Rearview Mirror
A weird thing happened the other day. Yesterday. There was an adult camp type thing this weekend at the church, kind of an evangelical English type program. During a discussion time we were sharing some memories we had. Someone asked me about elementary school...I couldn't recall any specific memories. Then high school...again I couldn't get any clear pictures. All I could see in my head was Japan.
I guess I could take this as a blessing.
If you drive while looking in the rearview mirror, you will undoubtedly get into an accident. It's the same with living life. I have to take what I have now and keep looking ahead, no matter how much my heart wants me to look back. Someone once said, "I have to be a pillar, though I'll not be made of salt." You can't live life looking backwards. You have to be fully in the present, satisfied with where you are, open to how God is using you now, and not wishing you were back in the safety of your comfort zone.
I really haven't forgotten my life that ended three months ago. Life up to that point has shaped me into who I am now.
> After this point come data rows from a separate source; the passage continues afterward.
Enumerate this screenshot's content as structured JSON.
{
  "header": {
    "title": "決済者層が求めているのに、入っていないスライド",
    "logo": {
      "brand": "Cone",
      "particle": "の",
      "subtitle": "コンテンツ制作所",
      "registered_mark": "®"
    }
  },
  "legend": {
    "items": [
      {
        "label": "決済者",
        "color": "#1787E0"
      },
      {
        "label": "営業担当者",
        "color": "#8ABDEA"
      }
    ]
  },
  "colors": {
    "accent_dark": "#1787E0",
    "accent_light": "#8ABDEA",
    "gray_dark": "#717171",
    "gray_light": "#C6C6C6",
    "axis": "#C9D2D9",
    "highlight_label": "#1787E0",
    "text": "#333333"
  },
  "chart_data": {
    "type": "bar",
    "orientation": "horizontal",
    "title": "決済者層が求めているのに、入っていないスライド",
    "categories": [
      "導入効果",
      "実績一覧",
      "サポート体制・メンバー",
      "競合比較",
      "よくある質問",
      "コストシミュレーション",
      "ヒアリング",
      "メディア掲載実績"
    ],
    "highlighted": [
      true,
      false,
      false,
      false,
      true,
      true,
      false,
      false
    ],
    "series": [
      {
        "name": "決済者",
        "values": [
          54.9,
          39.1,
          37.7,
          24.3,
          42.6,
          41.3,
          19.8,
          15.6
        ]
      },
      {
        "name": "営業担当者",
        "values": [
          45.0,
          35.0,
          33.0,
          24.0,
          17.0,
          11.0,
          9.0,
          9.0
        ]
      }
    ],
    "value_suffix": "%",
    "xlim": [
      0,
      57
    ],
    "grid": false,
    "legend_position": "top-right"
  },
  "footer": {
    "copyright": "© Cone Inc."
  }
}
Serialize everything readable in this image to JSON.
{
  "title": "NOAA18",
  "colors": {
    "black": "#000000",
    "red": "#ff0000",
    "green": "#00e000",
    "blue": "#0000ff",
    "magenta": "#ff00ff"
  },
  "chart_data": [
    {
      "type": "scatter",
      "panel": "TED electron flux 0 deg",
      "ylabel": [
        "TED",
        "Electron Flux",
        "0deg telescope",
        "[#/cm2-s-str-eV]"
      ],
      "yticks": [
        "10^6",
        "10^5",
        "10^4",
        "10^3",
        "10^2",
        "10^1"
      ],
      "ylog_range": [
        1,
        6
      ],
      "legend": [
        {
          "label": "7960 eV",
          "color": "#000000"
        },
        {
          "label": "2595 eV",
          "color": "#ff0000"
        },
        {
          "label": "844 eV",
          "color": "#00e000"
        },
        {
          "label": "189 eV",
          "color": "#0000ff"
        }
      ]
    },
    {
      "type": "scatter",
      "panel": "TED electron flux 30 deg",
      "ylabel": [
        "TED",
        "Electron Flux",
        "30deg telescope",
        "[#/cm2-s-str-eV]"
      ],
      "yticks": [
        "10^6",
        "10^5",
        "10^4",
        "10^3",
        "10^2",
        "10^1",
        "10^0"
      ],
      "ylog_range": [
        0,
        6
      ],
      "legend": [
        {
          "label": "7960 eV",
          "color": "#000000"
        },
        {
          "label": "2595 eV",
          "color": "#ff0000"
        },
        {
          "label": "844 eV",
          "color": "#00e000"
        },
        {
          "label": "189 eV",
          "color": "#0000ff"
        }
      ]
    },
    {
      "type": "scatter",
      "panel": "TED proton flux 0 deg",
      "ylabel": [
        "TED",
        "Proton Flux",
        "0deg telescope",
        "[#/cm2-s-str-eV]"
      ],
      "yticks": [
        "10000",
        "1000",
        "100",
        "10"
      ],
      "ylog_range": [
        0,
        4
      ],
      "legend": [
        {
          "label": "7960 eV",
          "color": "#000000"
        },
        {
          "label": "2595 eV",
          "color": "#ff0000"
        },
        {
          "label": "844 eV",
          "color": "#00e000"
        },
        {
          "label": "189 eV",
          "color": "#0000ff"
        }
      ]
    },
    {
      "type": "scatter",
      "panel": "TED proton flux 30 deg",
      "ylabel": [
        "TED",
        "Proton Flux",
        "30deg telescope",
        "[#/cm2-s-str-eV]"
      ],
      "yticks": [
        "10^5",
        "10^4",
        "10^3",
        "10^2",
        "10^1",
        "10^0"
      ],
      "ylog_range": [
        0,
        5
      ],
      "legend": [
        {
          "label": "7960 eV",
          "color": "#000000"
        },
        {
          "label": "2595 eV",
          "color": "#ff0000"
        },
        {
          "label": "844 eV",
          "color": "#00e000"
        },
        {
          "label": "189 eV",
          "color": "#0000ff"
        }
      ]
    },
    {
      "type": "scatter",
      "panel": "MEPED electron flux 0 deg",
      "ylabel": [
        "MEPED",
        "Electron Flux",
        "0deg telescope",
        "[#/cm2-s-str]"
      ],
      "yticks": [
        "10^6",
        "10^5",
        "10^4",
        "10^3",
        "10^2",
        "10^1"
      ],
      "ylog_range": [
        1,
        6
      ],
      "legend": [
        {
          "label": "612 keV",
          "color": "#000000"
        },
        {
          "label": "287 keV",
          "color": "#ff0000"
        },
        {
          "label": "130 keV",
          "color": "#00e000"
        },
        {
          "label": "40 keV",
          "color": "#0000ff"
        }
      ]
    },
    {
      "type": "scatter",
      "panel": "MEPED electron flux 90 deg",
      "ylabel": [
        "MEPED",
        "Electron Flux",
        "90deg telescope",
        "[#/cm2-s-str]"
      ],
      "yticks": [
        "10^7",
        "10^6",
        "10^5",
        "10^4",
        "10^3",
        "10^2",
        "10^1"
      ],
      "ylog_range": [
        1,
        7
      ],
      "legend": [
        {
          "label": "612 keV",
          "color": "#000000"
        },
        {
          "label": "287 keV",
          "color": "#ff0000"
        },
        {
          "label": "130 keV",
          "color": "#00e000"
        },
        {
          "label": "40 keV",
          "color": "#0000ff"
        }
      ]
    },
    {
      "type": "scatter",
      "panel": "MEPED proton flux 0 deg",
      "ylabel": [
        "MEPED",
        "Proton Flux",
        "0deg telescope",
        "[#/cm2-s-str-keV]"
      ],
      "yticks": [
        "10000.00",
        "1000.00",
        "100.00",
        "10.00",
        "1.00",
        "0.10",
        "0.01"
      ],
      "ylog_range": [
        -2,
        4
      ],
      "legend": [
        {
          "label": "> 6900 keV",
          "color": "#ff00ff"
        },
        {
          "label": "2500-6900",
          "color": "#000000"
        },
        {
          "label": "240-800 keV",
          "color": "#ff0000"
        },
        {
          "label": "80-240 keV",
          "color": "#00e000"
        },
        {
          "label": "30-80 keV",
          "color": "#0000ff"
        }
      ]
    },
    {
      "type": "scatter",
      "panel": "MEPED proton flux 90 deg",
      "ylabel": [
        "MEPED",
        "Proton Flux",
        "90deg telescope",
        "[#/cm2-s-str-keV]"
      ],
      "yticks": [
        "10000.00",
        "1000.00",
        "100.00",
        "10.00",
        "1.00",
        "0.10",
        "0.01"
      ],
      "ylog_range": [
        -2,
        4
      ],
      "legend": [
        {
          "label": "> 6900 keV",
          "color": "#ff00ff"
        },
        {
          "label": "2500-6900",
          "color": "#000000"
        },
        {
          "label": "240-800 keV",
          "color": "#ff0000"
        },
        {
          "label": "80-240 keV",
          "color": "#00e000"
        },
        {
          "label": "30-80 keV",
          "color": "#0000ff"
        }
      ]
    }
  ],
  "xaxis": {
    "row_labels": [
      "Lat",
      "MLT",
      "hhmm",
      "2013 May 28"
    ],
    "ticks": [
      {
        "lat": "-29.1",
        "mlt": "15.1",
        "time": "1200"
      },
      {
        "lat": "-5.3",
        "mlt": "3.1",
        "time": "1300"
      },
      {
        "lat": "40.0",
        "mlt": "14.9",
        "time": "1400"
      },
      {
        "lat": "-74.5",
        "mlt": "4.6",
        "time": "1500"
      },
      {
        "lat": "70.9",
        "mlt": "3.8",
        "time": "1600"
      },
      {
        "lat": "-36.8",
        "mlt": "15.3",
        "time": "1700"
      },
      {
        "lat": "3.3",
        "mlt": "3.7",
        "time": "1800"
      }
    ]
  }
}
Everybody who I've laughed and cried with are deeply engraved in my heart. I have a lifetime full of memories and amazing people that my heart will never forget, even if it can't always see.
3 Comments:
Erika this blog is so depressing! You make it sound as if I'm never going to see you again.
I agree! Isn't only thinking about the present called postmoderisim?
Batman of course I'm gonna see you again. We've got a whole world to save.